Being able to do all of this and not have a server to manage sounds great, doesn’t it! No more web hardening. Nothing to patch. Your website isn’t going to break next time the wind changes direction. Sounds too good to be true doesn’t it.
What’s The Catch?
Yeah okay, there is a catch, and it’s the reason that beatyconsultancy.co.uk doesn’t use serverless web hosting. You can’t use it for complex websites. And by complex, I basically mean you can’t have a database behind your website. And that means you can’t use WordPress.
According to s3techs.com, that rules out 37.8% of all the websites on the whole internet. That’s the percentage of websites online today (August 2020) which run on WordPress. None of them can exclusively use S3 serverless website hosting. And that’s just WordPress – there are tonnes of other content management systems out there, and none of those would work either.
So it’s useless then? Well no, not at all.
Who Is It Useful For?
My in-laws run a chip shop in Hawkshead in the Lake District in Cumbria. They’ve been in the catering business for decades in one form or another, so they’re used to early starts, and hard work. If I were to ask them to do anything vaguely technical with their website, they’d just offer me delicious food, and have me do it. This always works.
But the point is, they want nothing to do with running a website, and I don’t have time to manage one for them either. But they do want a presence online, so that when someone searches for The Village Chippy, Hawkshead, they control the content the user lands on. They just need a page there, with opening times, a menu and maybe directions. Nothing fancy, and that information isn’t going to change.
A static webpage with nothing fancy is ideal for them. And that’s just what they have.
How Much Does It Cost?
Pennies! Honestly, it costs next to nothing. Web pages are, by design, very small. They need to be small so they can shoot across the internet very quickly. Big websites are slow. A side benefit of this is that you need next to no storage to keep the website in an AWS S3 bucket.
Other pieces of a good serverless S3 website are encryption certificates.
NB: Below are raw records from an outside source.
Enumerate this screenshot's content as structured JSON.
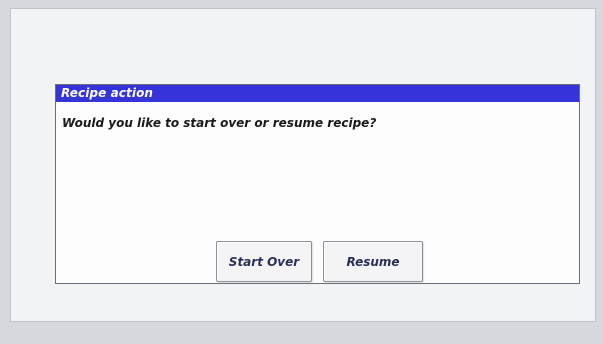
{
  "dialog": {
    "title": "Recipe action",
    "message": "Would you like to start over or resume recipe?",
    "buttons": {
      "start_over": "Start Over",
      "resume": "Resume"
    }
  },
  "colors": {
    "titlebar": "#3434d8",
    "title_text": "#ffffff",
    "dialog_bg": "#fdfdfd",
    "screen_bg": "#f2f3f5",
    "button_text": "#2a2f57"
  }
}
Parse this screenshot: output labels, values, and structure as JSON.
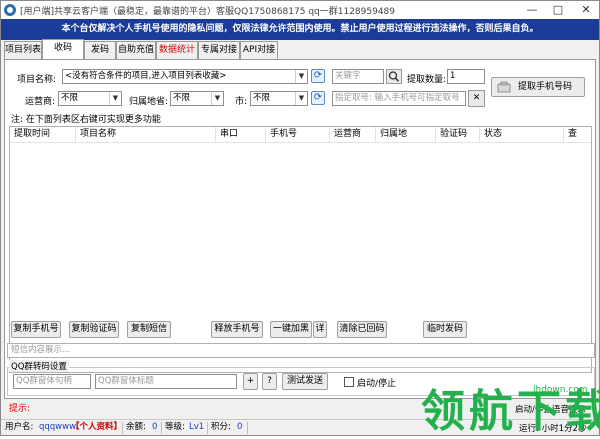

This means that the website runs on HTTPS, not HTTP. You’d be right in thinking it doesn’t really matter if their website is encrypted or not. Nobody can log into anything, or do anything else which might need to be private, so why HTTPS? Well the internet is moving to HTTPS as standard, and that’s a good thing. It means people can safely assume their connection to anything online is safe. Search engines are rewarding website owners for using HTTPS instead of unencrypted HTTP, by showing HTTPS sites further up the search results page.
Again, we use a serverless technology to get certificates for the website. We use AWS Certificate Manager and move on with our lives. Oh, and best of all, it’s free to use!
You Get What You Pay For
Not in this case. This is why serverless websites are awesome; you get all the benefits of economies of scale. You pay pennies for your tiny slice of the absolutely gigantic AWS pie. So yes, it’s very cheap, but you genuinely do get top drawer service.
We even use AWS CloudFront as a Content Delivery Network, or CDN. A CDN keeps copies of websites, and can send them to the person requesting the site super quickly, because their network is spread out all over the world. For example, someone in Melbourne, Australia, might be planning a trip to the Lake District in the UK, and might want to visit the Village Chippy. When they request the website, their computer doesn’t have to connect to a server in the UK. Nope, they connect to a CloudFront server in Melbourne, so they receive the site on their screen super-quickly.
See, I told you, serverless websites are awesome!!!